La leggenda di famiglia e le carte che l’hanno smentita

Per generazioni, in casa Ferrara si è raccontato un delitto d’onore: un approccio sgradito del giovane Cortiglia, il rifiuto di Bettina, la vendetta. È la versione custodita da Carlo Ferrara , nipote della vittima, e tramandata come verità di famiglia.

Ma a guardarla con freddezza, questa ricostruzione mostra crepe evidenti: nessun testimone, e un’età che non torna. Negli anni Venti la vita rurale invecchiava in fretta i corpi — l’idea di un tentato abuso da parte di un ventenne su una donna di sessant’anni suona più come un romanzamento postumo, un modo per dare dignità a una tragedia altrimenti troppo cruda da accettare.

Sarebbe rimasta questa l’unica versione, se il pronipote di Bettina, Christian Ferrara , non fosse andato a recuperare i verbali processuali originali. Le carte non parlano di passioni né di rifiuti: raccontano di sopravvivenza criminale, spietata e calcolata.

Cortiglia era un disertore, nascosto sui Monti dell’Avvocata. Al processo gli vennero contestati tre reati: il furto di un agnello, di proprietà del fratello di Luigi Ferrara; il furto di un fucile; e l’omicidio volontario, commesso con quella stessa arma.

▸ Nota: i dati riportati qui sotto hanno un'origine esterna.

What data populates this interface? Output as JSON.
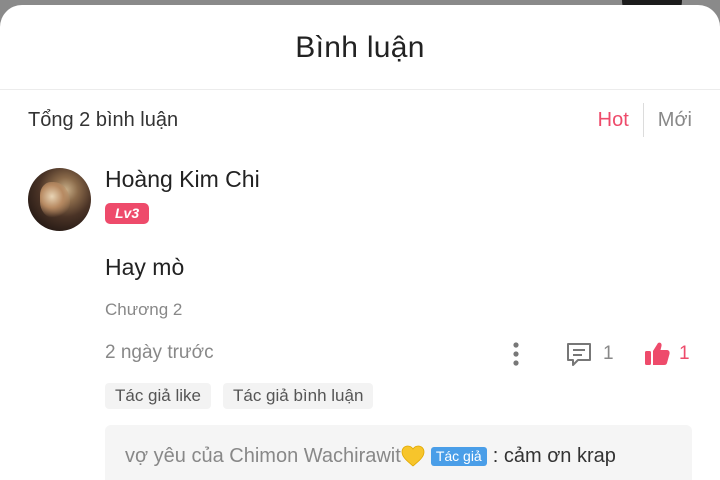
{
  "header": {
    "title": "Bình luận"
  },
  "subbar": {
    "total": "Tổng 2 bình luận",
    "sort_hot": "Hot",
    "sort_new": "Mới"
  },
  "comment": {
    "author": "Hoàng Kim Chi",
    "level": "Lv3",
    "text": "Hay mò",
    "chapter": "Chương 2",
    "time": "2 ngày trước",
    "reply_count": "1",
    "like_count": "1",
    "tags": [
      "Tác giả like",
      "Tác giả bình luận"
    ],
    "reply": {
      "name": "vợ yêu của Chimon Wachirawit",
      "badge": "Tác giả",
      "text": ": cảm ơn krap"
    }
  },
  "colors": {
    "accent": "#ee4b6b",
    "badge_blue": "#4a9ee8"
  },
  "icons": [
    "more-vertical-icon",
    "comment-icon",
    "thumbs-up-icon",
    "yellow-heart-icon"
  ]
}
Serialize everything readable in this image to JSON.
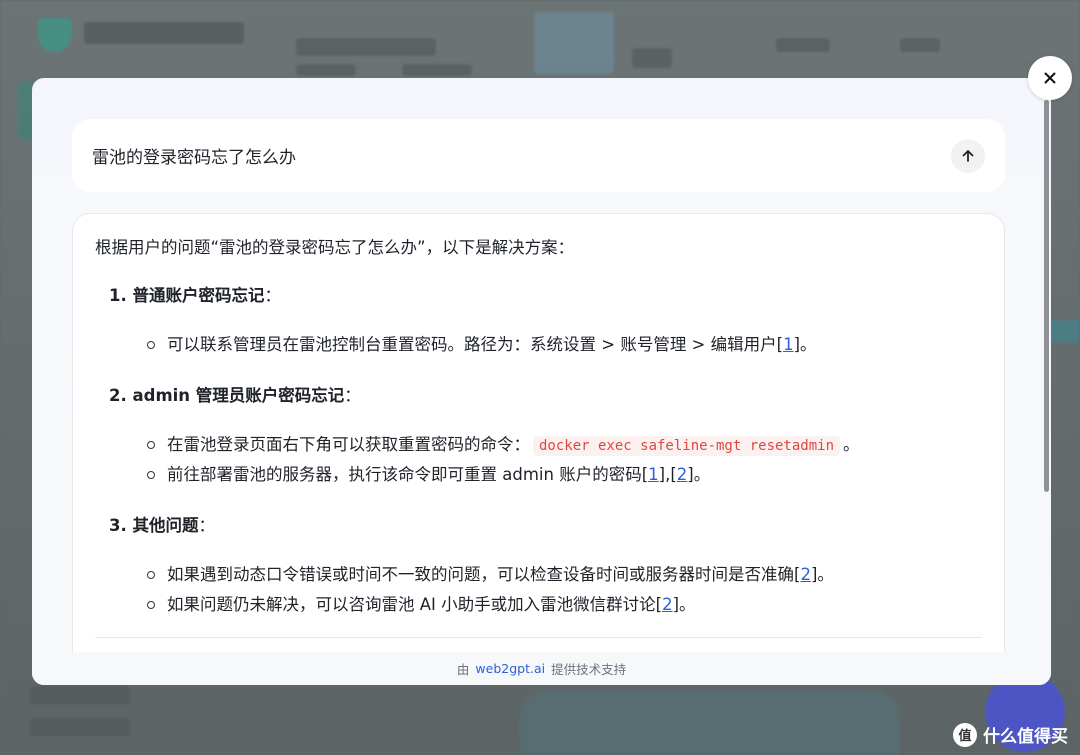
{
  "query": {
    "text": "雷池的登录密码忘了怎么办"
  },
  "answer": {
    "intro": "根据用户的问题“雷池的登录密码忘了怎么办”，以下是解决方案：",
    "sections": [
      {
        "title": "1. 普通账户密码忘记",
        "colon": "：",
        "bullet_1_text": "可以联系管理员在雷池控制台重置密码。路径为：系统设置 > 账号管理 > 编辑用户[",
        "bullet_1_ref": "1",
        "bullet_1_end": "]。"
      },
      {
        "title": "2. admin 管理员账户密码忘记",
        "colon": "：",
        "bullet_1_text": "在雷池登录页面右下角可以获取重置密码的命令：",
        "bullet_1_code": "docker exec safeline-mgt resetadmin",
        "bullet_1_end": "。",
        "bullet_2_text": "前往部署雷池的服务器，执行该命令即可重置 admin 账户的密码[",
        "bullet_2_ref_a": "1",
        "bullet_2_mid": "],[",
        "bullet_2_ref_b": "2",
        "bullet_2_end": "]。"
      },
      {
        "title": "3. 其他问题",
        "colon": "：",
        "bullet_1_text": "如果遇到动态口令错误或时间不一致的问题，可以检查设备时间或服务器时间是否准确[",
        "bullet_1_ref": "2",
        "bullet_1_end": "]。",
        "bullet_2_text": "如果问题仍未解决，可以咨询雷池 AI 小助手或加入雷池微信群讨论[",
        "bullet_2_ref": "2",
        "bullet_2_end": "]。"
      }
    ]
  },
  "footer": {
    "prefix": "由",
    "link": "web2gpt.ai",
    "suffix": "提供技术支持"
  },
  "watermark": {
    "badge": "值",
    "text": "什么值得买"
  },
  "icons": {
    "close": "close-icon",
    "send": "arrow-up-icon"
  },
  "colors": {
    "link": "#2b5fd9",
    "code_text": "#e0483e",
    "code_bg": "#fbf1f1"
  }
}
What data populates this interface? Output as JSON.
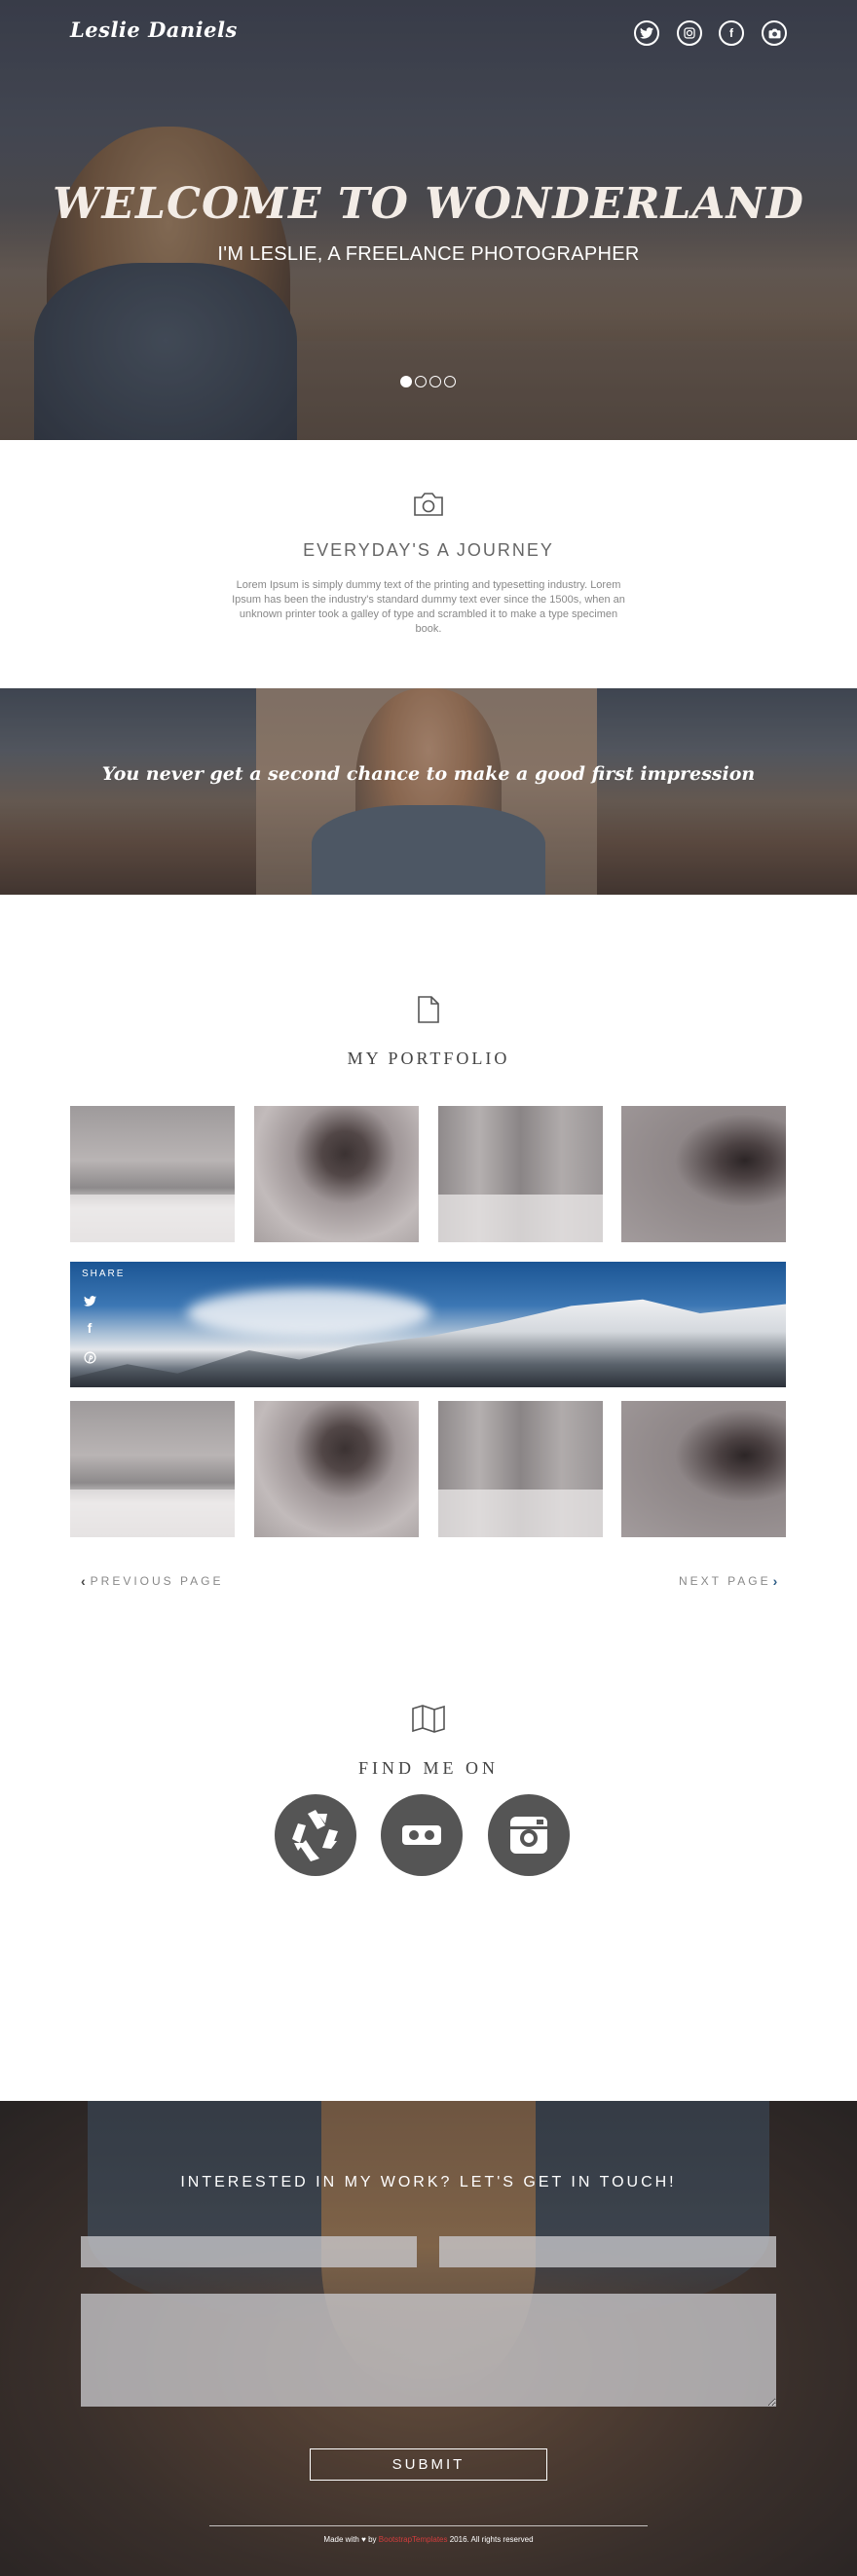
{
  "header": {
    "logo": "Leslie Daniels",
    "social": [
      {
        "icon": "twitter-icon",
        "glyph": "t"
      },
      {
        "icon": "instagram-icon",
        "glyph": "◙"
      },
      {
        "icon": "facebook-icon",
        "glyph": "f"
      },
      {
        "icon": "camera-icon",
        "glyph": "◉"
      }
    ]
  },
  "hero": {
    "title": "WELCOME TO WONDERLAND",
    "subtitle": "I'M LESLIE, A FREELANCE PHOTOGRAPHER",
    "slides": 4,
    "active_slide": 1
  },
  "journey": {
    "title": "EVERYDAY'S A JOURNEY",
    "text": "Lorem Ipsum is simply dummy text of the printing and typesetting industry. Lorem Ipsum has been the industry's standard dummy text ever since the 1500s, when an unknown printer took a galley of type and scrambled it to make a type specimen book."
  },
  "quote": {
    "text": "You never get a second chance to make a good first impression"
  },
  "portfolio": {
    "title": "MY PORTFOLIO",
    "share_label": "SHARE",
    "share_icons": [
      {
        "icon": "twitter-icon",
        "glyph": "✦"
      },
      {
        "icon": "facebook-icon",
        "glyph": "f"
      },
      {
        "icon": "pinterest-icon",
        "glyph": "℗"
      }
    ],
    "prev": "PREVIOUS PAGE",
    "next": "NEXT PAGE"
  },
  "find": {
    "title": "FIND ME ON",
    "profiles": [
      "recycle-icon",
      "flickr-icon",
      "instagram-icon"
    ]
  },
  "contact": {
    "title": "INTERESTED IN MY WORK? LET'S GET IN TOUCH!",
    "submit": "SUBMIT"
  },
  "footer": {
    "made_with": "Made with",
    "by": "by",
    "brand": "BootstrapTemplates",
    "rights": "2016. All rights reserved"
  },
  "colors": {
    "accent_link": "#2f5d86",
    "footer_brand": "#d23c3c",
    "social_circle": "#555555"
  }
}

Tolto il velo del romanticismo, resta un’equazione fredda: Cortiglia sapeva che Bettina lo conosceva di vista. Lei girava per quei sentieri, e per un disertore armato era un rischio che non poteva permettersi — una potenziale delatrice ai Carabinieri. Bettina non è stata uccisa per un rifiuto: è stata eliminata perché testimone scomoda.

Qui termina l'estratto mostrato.